The difference is night and day, especially in Philadelphia where the unimaginative Wide 9 was implemented the previous two seasons. In 2011, it gave quarterbacks fits as the Eagles tied for the NFL lead in sacks with 50. By the following year, the league had figured it out, and the Birds finished 25th with 30—nearly half as many.

Notice how offensive lines adjusted their protections. What makes the Wide 9 different from a typical front is all four defensive linemen are selling out for a sack on every play. That knowledge actually made it easier after awhile though, as tackles became content to let the defensive ends run themselves out of the play. They’re getting way too deep in the backfield without any significant push up the middle.

According to Football Outsiders Almanac 2013, the Eagles sent only a four-man rush on 77.8 percent of all snaps, which was the highest percentage in the league. It’s no wonder things got stale.

Now let’s take a look at Philly’s pressure packages in the 3-4, starting with the pre-snap phase. Who’s coming?

This is a six-man pressure, and the one person, other than the down linemen, whom the offense expects to rush—converted defensive end Trent Cole—drops into coverage instead.

Even if the quarterback would’ve had time to get this throw off, Cole drops right into his passing lane. It’s essentially a two-man route, and the other receiver is blanketed.

Here we go again. Who’s coming?

Most of the defenders bail at the line of scrimmage, so the Eagles are only bringing five this time. The look still causes confusion, though, and outside linebacker Connor Barwin is going to wind up with a free run at the quarterback.

It's not like there’s time to survey options in that situation, but what’s also helped are improvements in the secondary, specifically at cornerback.

Davis is comfortable using free-agent additions Cary Williams and Bradley Fletcher in one-on-one coverage on the outside, as opposed to the sieves that were Nnamdi Asomugha and Dominique Rodgers-Cromartie last year.
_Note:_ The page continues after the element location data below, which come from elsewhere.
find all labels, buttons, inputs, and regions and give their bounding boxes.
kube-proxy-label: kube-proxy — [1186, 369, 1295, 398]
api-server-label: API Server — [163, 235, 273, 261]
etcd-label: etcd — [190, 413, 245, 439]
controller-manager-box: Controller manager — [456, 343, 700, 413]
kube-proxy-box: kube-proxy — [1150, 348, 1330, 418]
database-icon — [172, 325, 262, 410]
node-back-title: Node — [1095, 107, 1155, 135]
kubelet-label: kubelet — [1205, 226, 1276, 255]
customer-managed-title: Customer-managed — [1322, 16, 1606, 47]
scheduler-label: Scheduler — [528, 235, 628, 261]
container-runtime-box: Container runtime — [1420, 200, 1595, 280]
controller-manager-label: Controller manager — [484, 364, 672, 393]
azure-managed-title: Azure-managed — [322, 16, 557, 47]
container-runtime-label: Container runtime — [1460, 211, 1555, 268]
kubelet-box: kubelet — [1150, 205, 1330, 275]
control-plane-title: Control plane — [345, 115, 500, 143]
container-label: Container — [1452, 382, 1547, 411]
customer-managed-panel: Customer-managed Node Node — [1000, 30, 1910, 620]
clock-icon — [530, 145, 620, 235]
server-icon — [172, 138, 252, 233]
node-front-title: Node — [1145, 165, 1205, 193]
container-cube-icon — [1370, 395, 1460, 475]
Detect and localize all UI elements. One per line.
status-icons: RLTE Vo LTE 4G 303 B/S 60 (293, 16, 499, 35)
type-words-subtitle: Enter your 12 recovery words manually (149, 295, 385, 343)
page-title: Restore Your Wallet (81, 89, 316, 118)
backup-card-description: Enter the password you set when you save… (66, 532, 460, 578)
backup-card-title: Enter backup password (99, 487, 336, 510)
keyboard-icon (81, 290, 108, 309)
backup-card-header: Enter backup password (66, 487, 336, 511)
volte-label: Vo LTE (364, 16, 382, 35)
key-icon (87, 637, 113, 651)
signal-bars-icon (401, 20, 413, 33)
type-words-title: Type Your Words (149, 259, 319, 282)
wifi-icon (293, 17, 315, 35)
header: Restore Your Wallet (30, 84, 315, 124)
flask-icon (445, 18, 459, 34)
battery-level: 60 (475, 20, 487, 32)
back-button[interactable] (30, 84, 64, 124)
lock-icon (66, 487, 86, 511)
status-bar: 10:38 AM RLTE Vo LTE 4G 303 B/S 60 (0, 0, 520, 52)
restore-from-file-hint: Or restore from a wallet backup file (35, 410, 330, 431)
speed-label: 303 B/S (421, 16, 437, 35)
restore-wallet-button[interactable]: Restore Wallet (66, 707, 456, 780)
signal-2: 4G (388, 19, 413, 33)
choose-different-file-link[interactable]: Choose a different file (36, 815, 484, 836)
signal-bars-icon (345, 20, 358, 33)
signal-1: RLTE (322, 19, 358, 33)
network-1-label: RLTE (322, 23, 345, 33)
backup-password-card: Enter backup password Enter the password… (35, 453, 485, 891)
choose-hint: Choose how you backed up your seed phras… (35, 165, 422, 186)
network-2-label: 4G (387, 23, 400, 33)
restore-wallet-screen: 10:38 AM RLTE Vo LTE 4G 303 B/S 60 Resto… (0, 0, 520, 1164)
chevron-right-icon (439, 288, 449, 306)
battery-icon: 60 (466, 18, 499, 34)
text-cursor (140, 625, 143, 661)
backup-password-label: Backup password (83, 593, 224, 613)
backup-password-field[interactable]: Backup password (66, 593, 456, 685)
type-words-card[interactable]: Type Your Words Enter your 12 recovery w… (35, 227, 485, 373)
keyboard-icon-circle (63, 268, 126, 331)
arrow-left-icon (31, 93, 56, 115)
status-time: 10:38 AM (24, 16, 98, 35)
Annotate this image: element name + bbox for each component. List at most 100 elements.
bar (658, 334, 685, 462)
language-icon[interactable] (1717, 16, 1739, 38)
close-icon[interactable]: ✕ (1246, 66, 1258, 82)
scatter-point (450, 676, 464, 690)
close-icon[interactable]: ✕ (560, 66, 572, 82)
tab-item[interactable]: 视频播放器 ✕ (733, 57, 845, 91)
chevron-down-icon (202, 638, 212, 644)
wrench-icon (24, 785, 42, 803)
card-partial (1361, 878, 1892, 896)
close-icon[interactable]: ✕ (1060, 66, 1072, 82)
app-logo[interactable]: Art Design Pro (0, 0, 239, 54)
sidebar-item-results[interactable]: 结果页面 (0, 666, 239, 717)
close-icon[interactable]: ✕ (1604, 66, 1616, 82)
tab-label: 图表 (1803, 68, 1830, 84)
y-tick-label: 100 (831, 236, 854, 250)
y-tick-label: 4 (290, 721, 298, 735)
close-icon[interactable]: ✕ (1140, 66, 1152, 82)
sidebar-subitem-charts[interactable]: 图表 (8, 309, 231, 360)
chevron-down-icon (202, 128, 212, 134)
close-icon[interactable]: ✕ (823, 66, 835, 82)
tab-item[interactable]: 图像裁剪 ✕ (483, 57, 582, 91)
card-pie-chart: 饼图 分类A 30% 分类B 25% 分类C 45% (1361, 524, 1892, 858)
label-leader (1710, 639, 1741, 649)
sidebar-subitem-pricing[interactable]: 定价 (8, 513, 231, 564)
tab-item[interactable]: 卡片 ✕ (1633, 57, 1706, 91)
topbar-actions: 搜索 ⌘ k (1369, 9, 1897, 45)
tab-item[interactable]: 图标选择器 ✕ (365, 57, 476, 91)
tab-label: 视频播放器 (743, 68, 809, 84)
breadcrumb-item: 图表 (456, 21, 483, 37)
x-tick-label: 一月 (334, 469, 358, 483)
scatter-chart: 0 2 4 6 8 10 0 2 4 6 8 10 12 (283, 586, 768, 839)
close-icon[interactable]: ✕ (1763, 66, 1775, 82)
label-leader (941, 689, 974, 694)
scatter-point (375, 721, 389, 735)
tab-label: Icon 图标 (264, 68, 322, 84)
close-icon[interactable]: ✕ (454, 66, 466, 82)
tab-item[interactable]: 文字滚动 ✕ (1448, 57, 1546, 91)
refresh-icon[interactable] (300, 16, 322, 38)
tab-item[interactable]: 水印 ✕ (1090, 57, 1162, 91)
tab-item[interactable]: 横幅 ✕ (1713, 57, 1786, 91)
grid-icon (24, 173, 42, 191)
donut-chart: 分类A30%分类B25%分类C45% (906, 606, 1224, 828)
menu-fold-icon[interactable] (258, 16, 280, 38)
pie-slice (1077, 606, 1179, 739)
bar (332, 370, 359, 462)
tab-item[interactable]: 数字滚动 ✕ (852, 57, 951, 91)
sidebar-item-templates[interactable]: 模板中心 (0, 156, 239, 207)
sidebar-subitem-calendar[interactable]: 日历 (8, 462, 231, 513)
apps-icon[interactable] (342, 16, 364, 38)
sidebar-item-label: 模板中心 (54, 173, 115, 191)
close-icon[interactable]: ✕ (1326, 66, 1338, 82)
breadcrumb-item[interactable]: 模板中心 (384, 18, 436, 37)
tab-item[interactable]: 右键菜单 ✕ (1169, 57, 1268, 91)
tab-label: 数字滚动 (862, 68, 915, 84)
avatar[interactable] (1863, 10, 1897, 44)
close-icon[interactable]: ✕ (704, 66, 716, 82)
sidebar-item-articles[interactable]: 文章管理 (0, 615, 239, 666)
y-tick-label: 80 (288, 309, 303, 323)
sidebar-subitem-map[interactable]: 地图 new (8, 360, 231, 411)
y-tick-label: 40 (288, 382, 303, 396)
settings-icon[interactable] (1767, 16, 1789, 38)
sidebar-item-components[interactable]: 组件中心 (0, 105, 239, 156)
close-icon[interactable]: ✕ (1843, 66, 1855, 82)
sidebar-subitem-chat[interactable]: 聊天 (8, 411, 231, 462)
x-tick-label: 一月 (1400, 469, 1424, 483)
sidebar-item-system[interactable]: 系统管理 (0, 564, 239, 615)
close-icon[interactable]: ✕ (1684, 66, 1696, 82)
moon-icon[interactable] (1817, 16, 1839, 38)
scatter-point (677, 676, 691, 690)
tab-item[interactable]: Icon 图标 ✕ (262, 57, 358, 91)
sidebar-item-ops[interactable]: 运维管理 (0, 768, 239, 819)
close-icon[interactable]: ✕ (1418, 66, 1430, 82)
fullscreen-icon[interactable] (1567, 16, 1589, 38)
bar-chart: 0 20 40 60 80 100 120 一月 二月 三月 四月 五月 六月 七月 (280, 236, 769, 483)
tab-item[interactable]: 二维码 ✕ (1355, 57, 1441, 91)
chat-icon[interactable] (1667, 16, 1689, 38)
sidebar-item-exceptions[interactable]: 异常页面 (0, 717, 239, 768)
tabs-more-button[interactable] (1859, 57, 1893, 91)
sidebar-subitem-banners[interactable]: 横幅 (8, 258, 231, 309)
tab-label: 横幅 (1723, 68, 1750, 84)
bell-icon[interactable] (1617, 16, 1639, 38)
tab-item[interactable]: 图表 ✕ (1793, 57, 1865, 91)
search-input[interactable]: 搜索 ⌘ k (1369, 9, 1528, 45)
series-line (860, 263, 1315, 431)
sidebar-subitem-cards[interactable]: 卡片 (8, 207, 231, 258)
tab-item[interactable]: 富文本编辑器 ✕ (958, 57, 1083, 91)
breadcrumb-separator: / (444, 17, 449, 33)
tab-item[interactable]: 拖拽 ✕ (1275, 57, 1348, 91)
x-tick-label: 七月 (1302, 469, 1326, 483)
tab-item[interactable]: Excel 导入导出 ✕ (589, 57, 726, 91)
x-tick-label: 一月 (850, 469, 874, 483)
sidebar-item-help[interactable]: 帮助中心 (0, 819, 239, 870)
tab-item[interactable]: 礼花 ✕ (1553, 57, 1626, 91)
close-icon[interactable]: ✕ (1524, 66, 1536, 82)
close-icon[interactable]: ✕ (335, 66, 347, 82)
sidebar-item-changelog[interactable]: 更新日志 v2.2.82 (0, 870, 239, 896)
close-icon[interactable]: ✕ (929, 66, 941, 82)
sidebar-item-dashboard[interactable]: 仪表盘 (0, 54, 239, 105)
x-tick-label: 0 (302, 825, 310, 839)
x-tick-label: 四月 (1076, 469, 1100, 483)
That said, the pass rush makes Williams and Fletcher look good, too.

Like many statistics relating to the Eagles defense, don’t be deceived by their low sack total. Philadelphia is ranked just 23rd currently with 19 quarterback takedowns.

Game-charting numbers by Pro Football Focus (subscription required) tell the whole tale. Last season, the Eagles were credited with 160 hurries and 49 hits. In 2013, PFF already has the Birds down for 141 hurries and 35 hits, so they’re likely to surpass both of the previous year’s totals. They’ve already batted more passes at the line of scrimmage—nine to six.

What it all means is while the Eagles don’t have any players putting up gaudy numbers, Bill Davis has been able to maximize their output in a 3-4 scheme. Sacks or not, quarterbacks are moving their feet and fleeing the pocket, making for some uncomfortable days in the backfield. Just imagine how much further along this unit could be in year two of the Chip Kelly experiment.